Clepper the last commander at Fort Ritchie

July 10, 1998|By BRENDAN KIRBY

FORT RITCHIE - Lt. Col. Frank Clepper Jr. got the biggest promotion of his career on June 24, 1997, when he took over command of Fort Ritchie in northeastern Washington County.

On Sept. 30, he'll close the base.

"It's kind of like a death in the family. You go through the three stages," he said. "Right now, we're in the acceptance stage."

Clepper has accepted his assignment with good grace.

"It was some unique challenges," Clepper said. "You got to worry about running one and closing one."

Fort Ritchie is taking three years to close, half the time the process normally takes.

"It decreases uncertainty for people that have to go on with their lives," Clepper said.

One of those people is Sgt. 1st Class Douglas Howard, who has called Fort Ritchie home since August 1994.

He knows he'll have a new home in October, he just doesn't know where.


And while frequent moves are part of Army life, Howard said, he has genuinely enjoyed his time at Fort Ritchie.

"It's a little more relaxed. You can get out and enjoy the post. It's great for family life," he said.

At its peak, the base housed about 1,700 civilians and 1,700 military personnel and their families. Now, fewer than 1,000 soldiers and about as many civilians remain.

That number will begin to decrease rapidly as soldiers move to Fort Detrick in Frederick, Md., the Letterkenny Army Depot north of Chambersburg, Pa., and to other installations.

"It will be a sprint to the finish," Clepper said.

Clepper is responsible for making sure the closing goes according to plan.

When he leaves for his new post at Fort Hamilton, N.Y., everyone will be gone except for a caretaker unit of about seven people who will cut the grass and maintain the buildings.

Too lovely a place to leave

Clepper, 41, admits to a twinge of sadness as he considers the prospect from his office, which is inside a castle-like building in the middle of the rolling property.

Ritchie, a former National Guard station that the Army bought in 1951, has accumulated its share of history over the years.

During World War II, the Army used the facility to train teams of interpreters, interrogators and translators. Soldiers built a replica of a German village to aid in the training.

From 1946 to 1950, the base was used by the state Chronic Disease Hospital.

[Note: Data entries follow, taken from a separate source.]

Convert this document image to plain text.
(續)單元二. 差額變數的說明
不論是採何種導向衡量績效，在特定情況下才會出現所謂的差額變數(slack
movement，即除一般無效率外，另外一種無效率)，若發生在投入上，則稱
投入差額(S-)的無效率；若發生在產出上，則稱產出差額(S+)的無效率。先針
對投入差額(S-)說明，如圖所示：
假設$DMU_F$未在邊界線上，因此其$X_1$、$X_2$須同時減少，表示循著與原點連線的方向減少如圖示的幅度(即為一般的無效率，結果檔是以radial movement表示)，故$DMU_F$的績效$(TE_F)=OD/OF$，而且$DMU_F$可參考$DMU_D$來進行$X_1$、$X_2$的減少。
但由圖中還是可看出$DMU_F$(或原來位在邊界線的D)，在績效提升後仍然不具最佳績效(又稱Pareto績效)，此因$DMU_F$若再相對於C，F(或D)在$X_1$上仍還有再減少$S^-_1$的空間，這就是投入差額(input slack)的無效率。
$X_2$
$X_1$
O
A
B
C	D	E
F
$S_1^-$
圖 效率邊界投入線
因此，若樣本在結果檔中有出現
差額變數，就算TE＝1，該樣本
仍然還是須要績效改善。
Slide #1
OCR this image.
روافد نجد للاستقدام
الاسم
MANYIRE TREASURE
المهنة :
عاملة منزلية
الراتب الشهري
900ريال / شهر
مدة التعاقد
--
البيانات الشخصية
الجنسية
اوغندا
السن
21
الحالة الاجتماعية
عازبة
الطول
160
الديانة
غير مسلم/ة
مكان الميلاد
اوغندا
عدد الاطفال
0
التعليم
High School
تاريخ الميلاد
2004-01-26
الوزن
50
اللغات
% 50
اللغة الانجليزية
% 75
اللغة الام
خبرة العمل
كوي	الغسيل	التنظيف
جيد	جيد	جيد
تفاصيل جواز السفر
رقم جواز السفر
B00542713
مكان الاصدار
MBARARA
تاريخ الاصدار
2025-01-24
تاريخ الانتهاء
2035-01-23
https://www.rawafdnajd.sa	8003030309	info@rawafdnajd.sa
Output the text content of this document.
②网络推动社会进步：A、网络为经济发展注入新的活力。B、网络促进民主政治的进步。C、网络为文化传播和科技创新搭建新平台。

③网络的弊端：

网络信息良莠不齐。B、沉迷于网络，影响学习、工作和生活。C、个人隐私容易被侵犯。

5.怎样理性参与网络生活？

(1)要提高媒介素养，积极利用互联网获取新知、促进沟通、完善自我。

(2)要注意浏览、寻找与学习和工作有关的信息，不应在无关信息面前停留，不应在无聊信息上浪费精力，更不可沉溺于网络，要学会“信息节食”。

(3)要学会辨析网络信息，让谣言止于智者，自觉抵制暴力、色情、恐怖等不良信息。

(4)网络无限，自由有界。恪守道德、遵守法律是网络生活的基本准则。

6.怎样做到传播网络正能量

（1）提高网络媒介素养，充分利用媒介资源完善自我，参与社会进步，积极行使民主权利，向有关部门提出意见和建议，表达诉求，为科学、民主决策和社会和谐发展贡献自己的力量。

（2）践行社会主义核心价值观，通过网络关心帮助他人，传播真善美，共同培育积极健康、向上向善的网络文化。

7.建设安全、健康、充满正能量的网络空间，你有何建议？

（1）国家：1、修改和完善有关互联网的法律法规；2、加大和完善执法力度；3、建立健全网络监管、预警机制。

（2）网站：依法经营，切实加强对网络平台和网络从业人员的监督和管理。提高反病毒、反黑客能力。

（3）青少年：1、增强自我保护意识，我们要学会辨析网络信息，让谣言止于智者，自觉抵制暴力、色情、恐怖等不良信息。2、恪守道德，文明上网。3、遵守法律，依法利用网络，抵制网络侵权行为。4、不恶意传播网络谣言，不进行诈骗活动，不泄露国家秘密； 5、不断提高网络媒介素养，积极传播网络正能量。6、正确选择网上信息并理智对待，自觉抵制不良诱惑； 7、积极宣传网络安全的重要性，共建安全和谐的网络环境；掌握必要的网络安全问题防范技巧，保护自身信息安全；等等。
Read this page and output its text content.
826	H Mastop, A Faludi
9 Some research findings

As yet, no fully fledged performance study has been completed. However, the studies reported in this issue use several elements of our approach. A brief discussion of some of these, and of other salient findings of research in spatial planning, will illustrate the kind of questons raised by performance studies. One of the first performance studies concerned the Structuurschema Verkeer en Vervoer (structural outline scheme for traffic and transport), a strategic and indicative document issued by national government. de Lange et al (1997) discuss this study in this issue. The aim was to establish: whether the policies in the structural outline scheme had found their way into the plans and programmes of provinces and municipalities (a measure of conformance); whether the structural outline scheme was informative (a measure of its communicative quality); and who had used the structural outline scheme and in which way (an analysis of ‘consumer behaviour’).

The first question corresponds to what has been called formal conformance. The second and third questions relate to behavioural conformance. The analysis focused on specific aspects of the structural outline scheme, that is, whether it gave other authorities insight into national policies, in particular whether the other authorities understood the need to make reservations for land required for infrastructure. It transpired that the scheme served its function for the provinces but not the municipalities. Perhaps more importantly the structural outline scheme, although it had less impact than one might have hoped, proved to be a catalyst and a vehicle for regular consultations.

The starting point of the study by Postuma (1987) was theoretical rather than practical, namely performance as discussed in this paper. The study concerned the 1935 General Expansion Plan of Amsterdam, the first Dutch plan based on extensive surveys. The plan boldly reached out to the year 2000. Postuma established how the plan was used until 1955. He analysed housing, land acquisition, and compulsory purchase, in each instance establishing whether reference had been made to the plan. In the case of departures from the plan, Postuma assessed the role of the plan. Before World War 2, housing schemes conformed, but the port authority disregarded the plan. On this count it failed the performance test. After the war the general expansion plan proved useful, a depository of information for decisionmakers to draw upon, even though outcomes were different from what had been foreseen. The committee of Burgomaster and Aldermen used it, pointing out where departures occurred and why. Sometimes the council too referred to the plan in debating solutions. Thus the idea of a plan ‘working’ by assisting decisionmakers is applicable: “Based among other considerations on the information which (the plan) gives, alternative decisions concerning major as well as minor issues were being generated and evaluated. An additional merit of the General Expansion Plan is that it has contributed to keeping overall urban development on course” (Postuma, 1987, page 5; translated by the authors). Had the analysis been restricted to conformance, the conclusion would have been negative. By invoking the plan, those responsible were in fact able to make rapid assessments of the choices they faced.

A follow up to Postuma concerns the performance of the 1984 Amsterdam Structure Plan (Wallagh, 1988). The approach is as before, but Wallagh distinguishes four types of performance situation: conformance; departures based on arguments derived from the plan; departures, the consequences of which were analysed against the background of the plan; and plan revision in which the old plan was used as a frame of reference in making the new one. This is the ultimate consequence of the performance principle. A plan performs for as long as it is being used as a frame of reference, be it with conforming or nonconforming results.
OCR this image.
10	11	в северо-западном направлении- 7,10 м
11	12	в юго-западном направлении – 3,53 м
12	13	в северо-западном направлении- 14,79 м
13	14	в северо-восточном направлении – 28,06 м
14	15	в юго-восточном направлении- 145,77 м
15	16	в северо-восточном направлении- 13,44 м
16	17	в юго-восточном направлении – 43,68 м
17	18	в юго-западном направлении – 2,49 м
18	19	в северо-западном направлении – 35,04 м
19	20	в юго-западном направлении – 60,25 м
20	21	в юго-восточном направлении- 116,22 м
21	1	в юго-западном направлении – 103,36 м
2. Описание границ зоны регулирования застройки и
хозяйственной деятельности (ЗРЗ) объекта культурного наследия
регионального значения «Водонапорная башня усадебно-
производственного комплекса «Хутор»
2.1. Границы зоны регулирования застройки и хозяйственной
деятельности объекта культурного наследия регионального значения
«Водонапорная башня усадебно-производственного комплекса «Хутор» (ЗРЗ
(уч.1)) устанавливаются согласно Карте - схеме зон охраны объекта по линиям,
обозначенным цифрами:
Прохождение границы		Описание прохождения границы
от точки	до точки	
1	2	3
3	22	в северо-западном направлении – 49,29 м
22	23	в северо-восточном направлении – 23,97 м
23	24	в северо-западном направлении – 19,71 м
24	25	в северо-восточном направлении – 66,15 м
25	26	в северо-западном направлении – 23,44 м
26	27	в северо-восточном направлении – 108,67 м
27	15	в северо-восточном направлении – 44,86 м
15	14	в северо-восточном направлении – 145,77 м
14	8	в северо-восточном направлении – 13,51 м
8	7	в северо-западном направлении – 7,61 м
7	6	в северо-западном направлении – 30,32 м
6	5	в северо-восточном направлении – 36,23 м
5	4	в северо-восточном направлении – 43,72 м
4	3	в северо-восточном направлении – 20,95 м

The base also played an important role during the Cold War, providing communications support for the "Underground Pentagon" buried in the mountains a few miles north in Pennsylvania.

In addition, the 64 acres of lush countryside and a lake provided a comfortable work environment.

"If we had our druthers, we'd never close this place. It's too beautiful, too pristine," Clepper said. "There's some personal regrets. I love living here."

The reality of the 1990s military quickly reasserts itself.

Fort Ritchie is one of 111 military installations across the country that have been slated to close since 1988.

Clepper said he feels content knowing the $13.5 million the military will save each year on operating expenses for Fort Ritchie will go for training and modernization.

"Hopefully, it will pay the dividend of two or three guys not killed in the next war," he said.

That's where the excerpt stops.